2.创建、配置捕获目录。确保该目录是空的,且空间足够用于存放负载记录文件,对于RAC数据库,建议该目录创建于集群共享文件系统;例如:
$ mkdir –p /dbreplay
SQL> conn /as sysdba;
drop directory db_replay;
SQL> create directory db_replay as '/dbreplay/capture';
SQL> grant read,write on directory db_replay to public;


3.官方建议在捕获之前把数据库重启到RESTRICT模式(这一过程虽然不是强制的,但这样做可以保证捕获的事务完整性及重演时的准确性),然后开始负载捕获,缺省情况下,一旦负载捕获开始,数据库会自动从RESTRICTED模式转换为UNRESTRICTED模式,业务用户可以正常连接。由于申请停机时间窗口困难,此次的负载捕获将省略这一过程;
4.负载捕捉多长时间支持两种模式,一种是通过参数duration设置时间长度,到时间后自动停止捕捉;另一种是设置duration参数为NULL或者忽略该参数,在捕捉启动后的任意时间点通过手工停止;例如,下列演示了手工启动、手工停止:
需要要注意的地方:
o The directory name should always be upper case. 
o It is possible to start the capture without restricted mode using the argument no_restart_mode=TRUE but this is not advisable as it relies on transactional integrity
--开启捕获
SQL> conn /as sysdba;

SQL> BEGIN
  DBMS_WORKLOAD_CAPTURE.START_CAPTURE (name => 'db_replay_peak', 
                           dir => 'DB_REPLAY',
                           duration => null);
END;
/

--结束捕获
SQL> BEGIN
  DBMS_WORKLOAD_CAPTURE.FINISH_CAPTURE (); 
END;
/

--删除捕获(如有多余的捕获信息)
BEGIN
DBMS_WORKLOAD_CAPTURE.DELETE_CAPTURE_INFO(15);
END;
/
5.导出生产环境数据库的AWR数据,用于对负载捕捉期间和负载重演期间的数据库性能做详细比对。例如,下列演示了导出某个负载捕捉作业ID对应的AWR数据:
SQL> conn /as sysdba;
SQL> select id,AWR_BEGIN_SNAP,AWR_END_SNAP from dba_workload_captures;
SQL> BEGIN
  DBMS_WORKLOAD_CAPTURE.EXPORT_AWR (capture_id => 14);
END;
/
6.监控捕捉
负载捕捉的过程中,可以通过视图DBA_WORKLOAD_CAPTURES和DBA_WORKLOAD_FILTERS进行监控,还可以生成负载捕捉报告,对捕捉总体情况进行概览。
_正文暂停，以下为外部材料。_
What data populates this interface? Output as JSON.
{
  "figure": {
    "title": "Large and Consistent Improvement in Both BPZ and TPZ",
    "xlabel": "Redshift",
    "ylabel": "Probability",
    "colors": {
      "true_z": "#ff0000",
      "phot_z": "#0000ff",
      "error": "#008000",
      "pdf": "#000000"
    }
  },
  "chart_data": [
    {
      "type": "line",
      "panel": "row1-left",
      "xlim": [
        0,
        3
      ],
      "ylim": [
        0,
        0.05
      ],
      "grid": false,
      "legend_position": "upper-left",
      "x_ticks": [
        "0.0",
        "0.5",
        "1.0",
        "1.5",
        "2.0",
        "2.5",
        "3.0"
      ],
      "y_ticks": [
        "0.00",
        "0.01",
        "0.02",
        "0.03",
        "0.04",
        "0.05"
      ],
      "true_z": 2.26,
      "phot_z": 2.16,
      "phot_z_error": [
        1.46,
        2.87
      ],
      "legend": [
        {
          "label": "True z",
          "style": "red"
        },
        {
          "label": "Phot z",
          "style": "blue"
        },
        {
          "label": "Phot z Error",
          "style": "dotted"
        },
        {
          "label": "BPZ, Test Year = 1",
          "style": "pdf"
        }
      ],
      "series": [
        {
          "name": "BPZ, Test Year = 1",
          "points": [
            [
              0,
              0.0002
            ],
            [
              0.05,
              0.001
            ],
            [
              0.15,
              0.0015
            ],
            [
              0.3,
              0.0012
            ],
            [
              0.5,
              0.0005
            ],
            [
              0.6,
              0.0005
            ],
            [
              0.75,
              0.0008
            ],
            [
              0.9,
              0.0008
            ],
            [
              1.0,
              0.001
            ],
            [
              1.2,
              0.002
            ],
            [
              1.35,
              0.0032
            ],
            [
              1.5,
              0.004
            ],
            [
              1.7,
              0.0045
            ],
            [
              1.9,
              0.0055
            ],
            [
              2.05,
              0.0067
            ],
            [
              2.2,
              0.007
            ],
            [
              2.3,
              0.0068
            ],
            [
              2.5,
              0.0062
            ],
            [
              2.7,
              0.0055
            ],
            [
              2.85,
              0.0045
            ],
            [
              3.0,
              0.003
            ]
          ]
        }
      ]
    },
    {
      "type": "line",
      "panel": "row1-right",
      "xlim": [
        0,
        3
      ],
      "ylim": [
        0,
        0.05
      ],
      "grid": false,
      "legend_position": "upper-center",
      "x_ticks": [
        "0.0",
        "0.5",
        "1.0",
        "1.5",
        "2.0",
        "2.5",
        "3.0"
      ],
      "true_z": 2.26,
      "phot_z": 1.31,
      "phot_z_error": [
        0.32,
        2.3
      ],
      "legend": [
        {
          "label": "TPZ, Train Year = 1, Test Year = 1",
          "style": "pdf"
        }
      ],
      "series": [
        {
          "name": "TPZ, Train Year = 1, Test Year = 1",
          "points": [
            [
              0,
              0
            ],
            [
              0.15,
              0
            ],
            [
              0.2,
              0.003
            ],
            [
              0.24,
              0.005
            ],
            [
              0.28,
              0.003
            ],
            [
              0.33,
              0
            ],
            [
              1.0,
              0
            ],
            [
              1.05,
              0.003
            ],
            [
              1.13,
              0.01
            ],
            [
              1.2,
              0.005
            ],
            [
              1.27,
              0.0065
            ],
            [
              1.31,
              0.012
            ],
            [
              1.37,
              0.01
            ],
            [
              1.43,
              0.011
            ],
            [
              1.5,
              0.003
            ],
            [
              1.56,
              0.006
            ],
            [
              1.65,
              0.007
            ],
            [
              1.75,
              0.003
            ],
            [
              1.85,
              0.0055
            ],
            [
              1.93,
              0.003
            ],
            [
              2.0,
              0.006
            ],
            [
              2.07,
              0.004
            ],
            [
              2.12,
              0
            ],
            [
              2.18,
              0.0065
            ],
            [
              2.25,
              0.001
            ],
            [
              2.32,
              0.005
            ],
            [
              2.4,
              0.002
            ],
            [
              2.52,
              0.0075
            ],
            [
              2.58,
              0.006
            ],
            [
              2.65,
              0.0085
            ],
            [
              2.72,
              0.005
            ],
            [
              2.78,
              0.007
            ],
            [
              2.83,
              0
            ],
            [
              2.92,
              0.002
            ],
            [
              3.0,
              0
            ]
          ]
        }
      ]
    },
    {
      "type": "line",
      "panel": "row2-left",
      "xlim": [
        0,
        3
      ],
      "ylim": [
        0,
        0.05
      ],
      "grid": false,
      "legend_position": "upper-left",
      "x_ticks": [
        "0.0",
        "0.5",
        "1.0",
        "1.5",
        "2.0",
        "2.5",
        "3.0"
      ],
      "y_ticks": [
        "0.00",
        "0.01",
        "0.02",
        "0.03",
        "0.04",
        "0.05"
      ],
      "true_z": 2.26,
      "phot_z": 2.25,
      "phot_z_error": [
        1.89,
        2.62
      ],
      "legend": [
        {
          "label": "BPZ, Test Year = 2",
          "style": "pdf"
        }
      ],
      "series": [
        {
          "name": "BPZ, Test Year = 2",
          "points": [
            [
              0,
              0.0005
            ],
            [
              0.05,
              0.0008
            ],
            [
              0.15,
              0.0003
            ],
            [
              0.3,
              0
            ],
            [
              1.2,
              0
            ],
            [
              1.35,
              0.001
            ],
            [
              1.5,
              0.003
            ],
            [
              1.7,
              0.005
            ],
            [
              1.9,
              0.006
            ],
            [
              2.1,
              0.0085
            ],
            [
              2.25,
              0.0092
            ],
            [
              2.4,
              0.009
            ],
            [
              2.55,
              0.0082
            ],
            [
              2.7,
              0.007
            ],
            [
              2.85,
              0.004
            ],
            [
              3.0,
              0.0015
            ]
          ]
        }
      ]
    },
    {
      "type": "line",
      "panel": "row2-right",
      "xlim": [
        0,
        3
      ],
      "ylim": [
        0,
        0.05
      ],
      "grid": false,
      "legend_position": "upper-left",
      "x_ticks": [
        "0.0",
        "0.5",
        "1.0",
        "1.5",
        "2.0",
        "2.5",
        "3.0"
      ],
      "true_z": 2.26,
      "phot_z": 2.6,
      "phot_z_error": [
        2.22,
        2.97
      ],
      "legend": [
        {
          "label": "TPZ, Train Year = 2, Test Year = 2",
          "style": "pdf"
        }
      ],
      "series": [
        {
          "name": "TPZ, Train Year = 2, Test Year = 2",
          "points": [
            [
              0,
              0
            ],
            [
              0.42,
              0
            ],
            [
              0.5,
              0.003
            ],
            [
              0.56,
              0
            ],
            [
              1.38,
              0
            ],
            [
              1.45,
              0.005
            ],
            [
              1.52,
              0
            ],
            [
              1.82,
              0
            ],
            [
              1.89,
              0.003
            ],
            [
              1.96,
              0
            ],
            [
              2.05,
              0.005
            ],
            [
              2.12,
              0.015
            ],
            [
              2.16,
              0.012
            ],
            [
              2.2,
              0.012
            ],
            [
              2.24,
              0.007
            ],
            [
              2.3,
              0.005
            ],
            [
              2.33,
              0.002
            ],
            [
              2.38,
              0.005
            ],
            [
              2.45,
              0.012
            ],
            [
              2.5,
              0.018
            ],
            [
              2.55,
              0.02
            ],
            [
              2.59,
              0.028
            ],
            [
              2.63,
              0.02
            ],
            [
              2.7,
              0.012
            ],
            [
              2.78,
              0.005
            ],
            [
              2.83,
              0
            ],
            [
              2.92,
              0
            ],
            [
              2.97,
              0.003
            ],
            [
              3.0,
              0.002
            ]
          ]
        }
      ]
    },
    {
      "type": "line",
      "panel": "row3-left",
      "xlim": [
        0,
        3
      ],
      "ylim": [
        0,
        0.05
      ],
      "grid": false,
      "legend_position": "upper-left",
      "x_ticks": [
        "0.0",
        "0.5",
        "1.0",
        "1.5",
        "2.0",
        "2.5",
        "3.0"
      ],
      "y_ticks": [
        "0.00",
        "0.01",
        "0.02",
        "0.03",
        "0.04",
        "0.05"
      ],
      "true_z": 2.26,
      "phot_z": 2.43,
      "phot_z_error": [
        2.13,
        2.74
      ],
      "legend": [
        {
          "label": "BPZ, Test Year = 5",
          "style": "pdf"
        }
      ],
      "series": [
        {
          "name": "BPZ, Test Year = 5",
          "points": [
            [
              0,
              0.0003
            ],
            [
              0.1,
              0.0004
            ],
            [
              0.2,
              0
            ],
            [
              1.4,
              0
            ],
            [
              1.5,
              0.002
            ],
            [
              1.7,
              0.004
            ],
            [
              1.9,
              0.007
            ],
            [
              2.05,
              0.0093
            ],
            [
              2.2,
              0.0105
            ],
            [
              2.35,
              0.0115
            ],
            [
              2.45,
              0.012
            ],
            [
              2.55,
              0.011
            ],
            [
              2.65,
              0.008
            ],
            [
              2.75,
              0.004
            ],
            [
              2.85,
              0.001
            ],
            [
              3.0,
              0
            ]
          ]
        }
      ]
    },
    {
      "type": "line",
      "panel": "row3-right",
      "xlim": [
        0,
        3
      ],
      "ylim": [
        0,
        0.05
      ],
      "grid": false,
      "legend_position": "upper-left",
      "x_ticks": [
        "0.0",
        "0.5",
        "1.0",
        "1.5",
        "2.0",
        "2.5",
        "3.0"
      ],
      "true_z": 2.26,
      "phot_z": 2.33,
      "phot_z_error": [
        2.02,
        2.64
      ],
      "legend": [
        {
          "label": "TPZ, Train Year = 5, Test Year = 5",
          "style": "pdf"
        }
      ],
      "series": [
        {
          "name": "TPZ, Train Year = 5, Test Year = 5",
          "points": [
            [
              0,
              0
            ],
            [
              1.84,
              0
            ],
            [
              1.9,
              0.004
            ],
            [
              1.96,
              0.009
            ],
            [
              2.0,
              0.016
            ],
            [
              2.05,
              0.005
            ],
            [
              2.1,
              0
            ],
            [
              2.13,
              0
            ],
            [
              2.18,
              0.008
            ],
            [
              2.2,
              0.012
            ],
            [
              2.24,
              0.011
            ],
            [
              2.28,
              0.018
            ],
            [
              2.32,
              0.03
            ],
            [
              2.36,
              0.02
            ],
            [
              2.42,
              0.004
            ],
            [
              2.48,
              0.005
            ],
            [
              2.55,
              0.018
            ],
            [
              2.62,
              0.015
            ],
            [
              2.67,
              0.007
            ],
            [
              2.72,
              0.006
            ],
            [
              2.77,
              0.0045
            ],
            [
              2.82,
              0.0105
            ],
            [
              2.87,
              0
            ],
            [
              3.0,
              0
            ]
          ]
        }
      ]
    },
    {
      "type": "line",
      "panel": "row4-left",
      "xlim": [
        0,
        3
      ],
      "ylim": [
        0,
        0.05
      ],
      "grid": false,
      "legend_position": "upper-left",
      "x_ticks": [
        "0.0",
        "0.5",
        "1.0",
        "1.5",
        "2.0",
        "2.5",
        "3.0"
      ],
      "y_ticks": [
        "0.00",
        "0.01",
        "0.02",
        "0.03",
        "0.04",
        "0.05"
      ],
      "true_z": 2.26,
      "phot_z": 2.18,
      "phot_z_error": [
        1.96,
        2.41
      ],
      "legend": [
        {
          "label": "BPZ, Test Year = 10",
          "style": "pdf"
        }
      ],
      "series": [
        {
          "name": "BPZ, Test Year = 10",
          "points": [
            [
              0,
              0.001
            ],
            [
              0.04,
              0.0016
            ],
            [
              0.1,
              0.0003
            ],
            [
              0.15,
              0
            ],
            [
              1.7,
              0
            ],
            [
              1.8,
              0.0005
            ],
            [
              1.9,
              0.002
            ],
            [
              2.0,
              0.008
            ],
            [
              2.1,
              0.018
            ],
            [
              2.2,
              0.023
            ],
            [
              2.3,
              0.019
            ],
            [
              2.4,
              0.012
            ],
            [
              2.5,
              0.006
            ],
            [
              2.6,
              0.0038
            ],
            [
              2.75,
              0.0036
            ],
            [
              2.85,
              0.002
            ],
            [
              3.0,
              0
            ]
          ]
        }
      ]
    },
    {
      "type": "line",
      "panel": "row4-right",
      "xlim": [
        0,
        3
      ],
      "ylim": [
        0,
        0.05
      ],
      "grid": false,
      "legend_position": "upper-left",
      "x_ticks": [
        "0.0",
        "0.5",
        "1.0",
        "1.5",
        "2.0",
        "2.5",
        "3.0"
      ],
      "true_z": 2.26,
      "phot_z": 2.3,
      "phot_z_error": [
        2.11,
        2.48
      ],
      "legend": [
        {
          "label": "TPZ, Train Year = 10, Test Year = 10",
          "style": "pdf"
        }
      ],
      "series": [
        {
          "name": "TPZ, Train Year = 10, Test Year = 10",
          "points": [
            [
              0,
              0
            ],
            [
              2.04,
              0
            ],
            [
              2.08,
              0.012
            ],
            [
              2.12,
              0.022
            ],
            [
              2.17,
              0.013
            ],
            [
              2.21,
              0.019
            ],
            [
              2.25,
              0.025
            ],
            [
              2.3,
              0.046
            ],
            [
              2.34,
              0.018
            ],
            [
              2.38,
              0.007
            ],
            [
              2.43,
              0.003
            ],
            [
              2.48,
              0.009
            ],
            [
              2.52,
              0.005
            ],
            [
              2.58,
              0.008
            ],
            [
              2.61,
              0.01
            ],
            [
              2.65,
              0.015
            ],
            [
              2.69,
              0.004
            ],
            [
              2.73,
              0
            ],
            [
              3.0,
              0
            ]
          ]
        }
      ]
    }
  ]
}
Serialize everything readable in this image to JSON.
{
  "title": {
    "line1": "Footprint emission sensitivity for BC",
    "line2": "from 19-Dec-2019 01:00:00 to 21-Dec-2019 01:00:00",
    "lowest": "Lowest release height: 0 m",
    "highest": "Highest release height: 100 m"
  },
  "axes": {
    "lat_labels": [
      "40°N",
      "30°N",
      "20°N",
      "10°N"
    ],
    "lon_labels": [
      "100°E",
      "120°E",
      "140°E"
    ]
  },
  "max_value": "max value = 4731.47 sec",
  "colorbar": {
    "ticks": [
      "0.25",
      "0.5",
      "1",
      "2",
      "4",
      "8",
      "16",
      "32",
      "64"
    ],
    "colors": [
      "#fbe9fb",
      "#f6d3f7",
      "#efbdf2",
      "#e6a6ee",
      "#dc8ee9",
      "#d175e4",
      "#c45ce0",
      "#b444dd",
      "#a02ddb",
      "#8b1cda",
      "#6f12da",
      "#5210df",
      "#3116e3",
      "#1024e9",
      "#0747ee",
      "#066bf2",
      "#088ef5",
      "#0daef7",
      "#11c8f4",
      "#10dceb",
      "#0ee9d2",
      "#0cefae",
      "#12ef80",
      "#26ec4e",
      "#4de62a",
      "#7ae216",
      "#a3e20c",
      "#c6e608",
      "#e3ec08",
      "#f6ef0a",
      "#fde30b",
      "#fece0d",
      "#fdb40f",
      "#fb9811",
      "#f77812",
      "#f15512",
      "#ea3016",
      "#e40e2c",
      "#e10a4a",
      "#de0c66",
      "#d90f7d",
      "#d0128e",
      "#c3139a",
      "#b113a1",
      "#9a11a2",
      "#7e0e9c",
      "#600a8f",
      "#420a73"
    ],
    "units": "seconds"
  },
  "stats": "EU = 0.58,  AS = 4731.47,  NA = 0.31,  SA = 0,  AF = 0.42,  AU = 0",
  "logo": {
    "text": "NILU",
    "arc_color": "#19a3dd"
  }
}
例如:
SQL> conn /as sysdba;
SQL> select id,name,status,start_time,end_time,connects,user_calls,dir_path from dba_workload_captures where id = (select max(id) from dba_workload_captures) ;

SQL> set pagesize 0 long 30000000 longchunksize 1000
SQL> select dbms_workload_capture.report(1,'TEXT') from dual;

3.3 Database Replay (重放)

1.预处理
一旦负载捕获完成,且测试环境搭建完以后,就可以开始预处理负载记录文件。预处理是创建元数据用于负载重演的必要前提步骤。
预处理是一个耗资源、耗时间的过程,需要从生产环境把所有负载记录文件传输到测试环境的一个单一的目录中进行集中预处理。对于测试环境的RAC数据库,选择其中一个实例做预处理。例如,下列演示了导出某个负载捕获作业ID对应的AWR数据:
$ mkdir –p /cluster_file_system/db_replay
SQL> conn /as sysdba;
SQL> create directory db_replay as '/cluster_file_system/db_replay';
SQL> grant read,write on directory db_replay to public;
SQL> BEGIN
  DBMS_WORKLOAD_REPLAY.PROCESS_CAPTURE (capture_dir => 'DB_REPLAY');
END;
/

注:在11.2.0.3时会遇到一个 Bug 14500154,该BUG会导致system表空间快速增加,且DB replay处理完了也不释放;
参考文档:Pre-Processing Using DBMS_WORKLOAD_REPLAY Uses a Lot of System Tablespace Space (文档 ID 1497607.1)
SQL> select sum(bytes/1024/1024) from dba_segments where segment_name='WRR$_REPLAY_DEPENDENCIES_TMP';
SUM(BYTES/1024/1024)
--------------------
                3443

Solution

1. Bug 14500154 is fixed in 12.1.

2. The Workaround is to drop all these temporary tables after preprocessing.
The selects from dba_segments before and after are simply to help show the space that has been freed.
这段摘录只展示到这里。